Flowchart of user time series modeling

It is worth noting that if the event set is intercepted with the same propagation time, the number of participating users under the event set is obviously not exactly the same. That is, the user time series is a variable length series. Specifically, the number of participants involved by events are different from each other. For example, after 10 minutes of event propagation, the number of users participating in some events is 20, the number of users participating in some events is 5, and even some events have no users participating. Therefore, the user time series needs to be completed or truncated, and the variable length sequence is converted into a fixed length sequence, so that the data of the input model has the same dimension. The specific operation flow is shown in Algorithm 1.

figure a

Algorithm 1. Sequence completion algorithm

Feature extraction

The feature extraction module mainly learns the potential time difference features of users, and its overall structure is shown in Fig. 5. This module is mainly composed of three parts: feature enhancement, local feature extraction and global feature extraction, which will be elaborated as follows.

Fig. 5
figure 5

Structure diagram of feature extraction module

Feature enhancement

In the traditional rumor detection model, the feature vectors used to represent user information are trained by the data in the open domain. For example, (social network platform) the number of users' followers and personal profile in social network platform can support the training of feature vectors. These data are different from the topics involved in the current rumor detection task, hence these feature vectors may be biased by specific topics. In order to represent the user characteristics under specific events more accurately and achieve the purpose of enhancing the original user characteristics, this paper designs a feature enhancement function. The calculation formula of the feature enhancement function is shown in Eq (2).

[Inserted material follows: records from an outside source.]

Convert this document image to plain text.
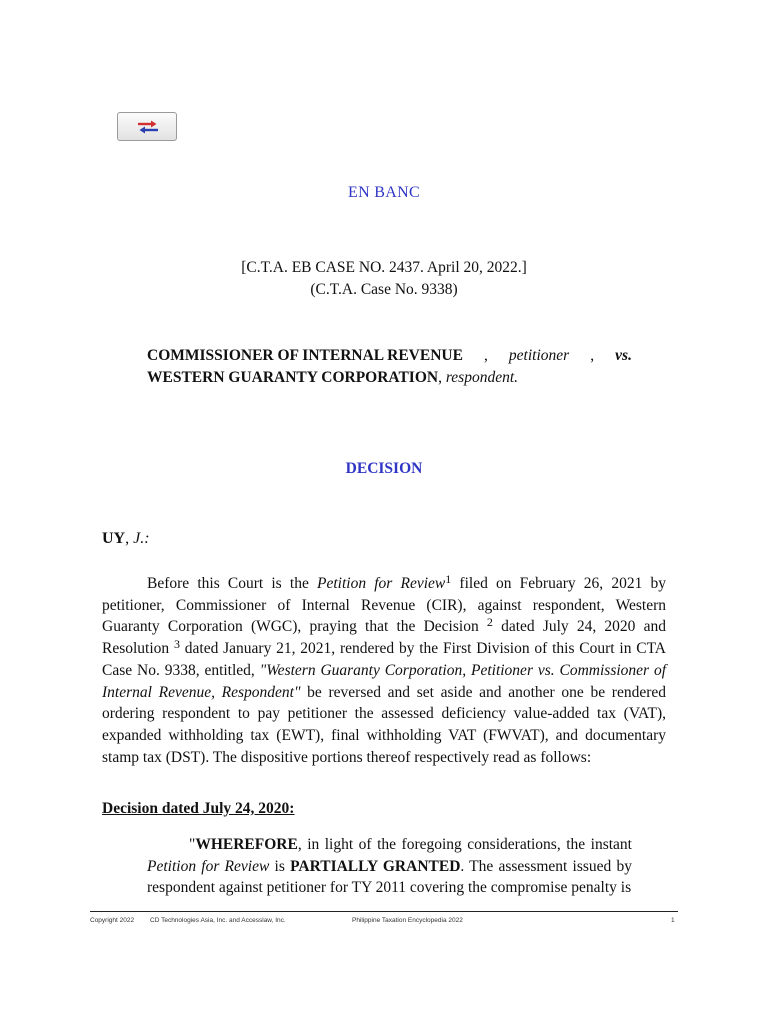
EN BANC
[C.T.A. EB CASE NO. 2437. April 20, 2022.]
(C.T.A. Case No. 9338)
COMMISSIONER OF INTERNAL REVENUE , petitioner , vs.
WESTERN GUARANTY CORPORATION, respondent.
DECISION
UY, J.:
Before this Court is the Petition for Review$^1$ filed on February 26, 2021 by petitioner, Commissioner of Internal Revenue (CIR), against respondent, Western Guaranty Corporation (WGC), praying that the Decision $^2$ dated July 24, 2020 and Resolution $^3$ dated January 21, 2021, rendered by the First Division of this Court in CTA Case No. 9338, entitled, "Western Guaranty Corporation, Petitioner vs. Commissioner of Internal Revenue, Respondent" be reversed and set aside and another one be rendered ordering respondent to pay petitioner the assessed deficiency value-added tax (VAT), expanded withholding tax (EWT), final withholding VAT (FWVAT), and documentary stamp tax (DST). The dispositive portions thereof respectively read as follows:
Decision dated July 24, 2020:
"WHEREFORE, in light of the foregoing considerations, the instant Petition for Review is PARTIALLY GRANTED. The assessment issued by respondent against petitioner for TY 2011 covering the compromise penalty is
Copyright 2022 CD Technologies Asia, Inc. and Accesslaw, Inc.	Philippine Taxation Encyclopedia 2022	1
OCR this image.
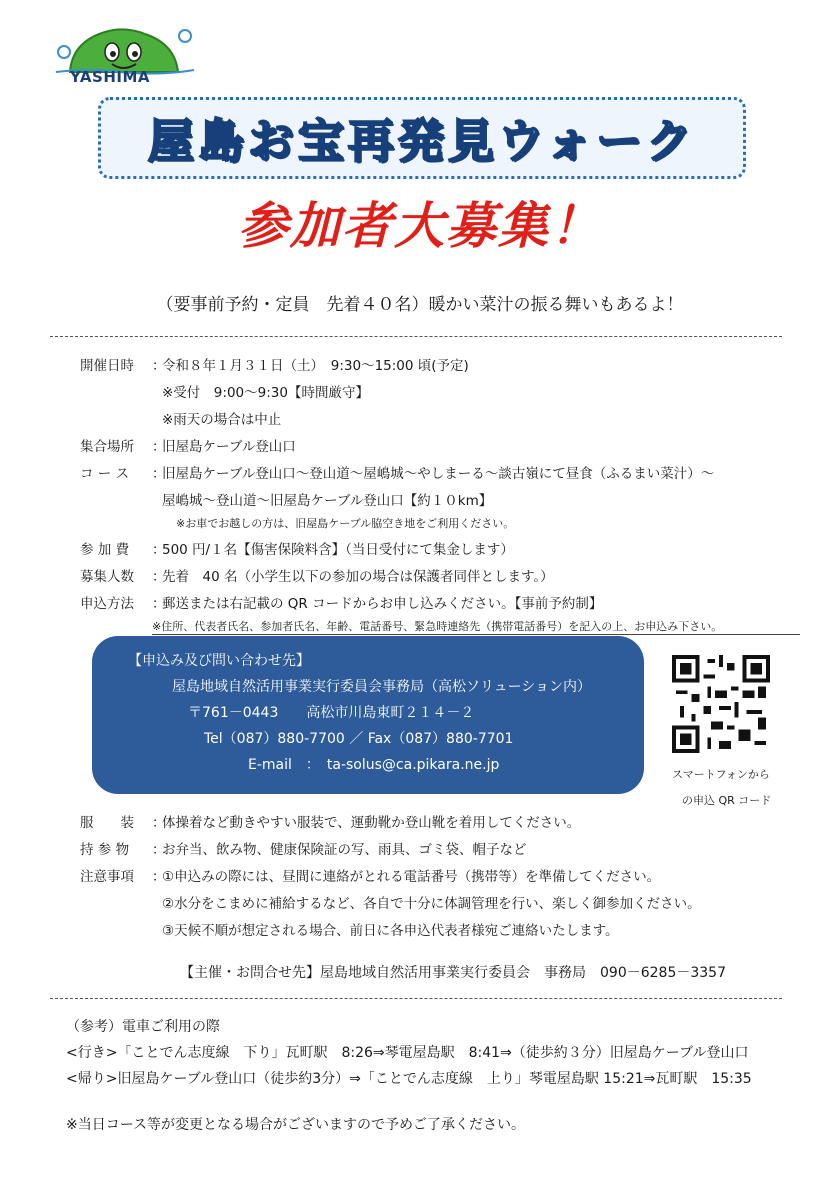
YASHIMA
屋島お宝再発見ウォーク
参加者大募集！
（要事前予約・定員　先着４０名）暖かい菜汁の振る舞いもあるよ！
開催日時	：
令和８年１月３１日（土）　9:30～15:00 頃(予定)
※受付　9:00～9:30【時間厳守】
※雨天の場合は中止
集合場所	：
旧屋島ケーブル登山口
コ ー ス	：
旧屋島ケーブル登山口～登山道～屋嶋城～やしまーる～談古嶺にて昼食（ふるまい菜汁）～
屋嶋城～登山道～旧屋島ケーブル登山口【約１０km】
※お車でお越しの方は、旧屋島ケーブル脇空き地をご利用ください。
参 加 費	：
500 円/１名【傷害保険料含】（当日受付にて集金します）
募集人数	：
先着　40 名（小学生以下の参加の場合は保護者同伴とします。）
申込方法	：
郵送または右記載の QR コードからお申し込みください。【事前予約制】
※住所、代表者氏名、参加者氏名、年齢、電話番号、緊急時連絡先（携帯電話番号）を記入の上、お申込み下さい。
【申込み及び問い合わせ先】
屋島地域自然活用事業実行委員会事務局（高松ソリューション内）
〒761－0443　　高松市川島東町２１４－２
Tel（087）880-7700 ／ Fax（087）880-7701
E-mail　：　ta-solus@ca.pikara.ne.jp
スマートフォンから
の申込 QR コード
服　　装	：
体操着など動きやすい服装で、運動靴か登山靴を着用してください。
持 参 物	：
お弁当、飲み物、健康保険証の写、雨具、ゴミ袋、帽子など
注意事項	：
①申込みの際には、昼間に連絡がとれる電話番号（携帯等）を準備してください。
②水分をこまめに補給するなど、各自で十分に体調管理を行い、楽しく御参加ください。
③天候不順が想定される場合、前日に各申込代表者様宛ご連絡いたします。
【主催・お問合せ先】屋島地域自然活用事業実行委員会　事務局　090－6285－3357
（参考）電車ご利用の際
<行き>「ことでん志度線　下り」瓦町駅　8:26⇒琴電屋島駅　8:41⇒（徒歩約３分）旧屋島ケーブル登山口
<帰り>旧屋島ケーブル登山口（徒歩約3分）⇒「ことでん志度線　上り」琴電屋島駅 15:21⇒瓦町駅　15:35
※当日コース等が変更となる場合がございますので予めご了承ください。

$$f(t)={e}^{-(\sigma (\sum_{k = 1}^{n}{w}_{ik}{x}_{kj}+{b}_{ij})+\beta )t}$$
(2)

where \(t\) is the time span that denotes the difference between the time of the user participation and event occurrence, \(i\) represents the user Posting order, \({x}_{ij}\) represents the jth feature of the ith post user. \({W}_{0}\epsilon {R}^{n\times n}\) and \({B}_{0}\epsilon {R}^{n\times d}\) are initial weight matrices and bias matrices that are randomly set, where there are \({w}_{ik}\epsilon {W}_{0}\), \({b}_{ij}\epsilon {B}_{0}\).\(\sigma (\cdot )\) represents the activation function, and the ReLU function is chosen as the activation function to avoid negative values. \(\beta\) is the fixed deviation value, giving a biased upper bound on the final weight.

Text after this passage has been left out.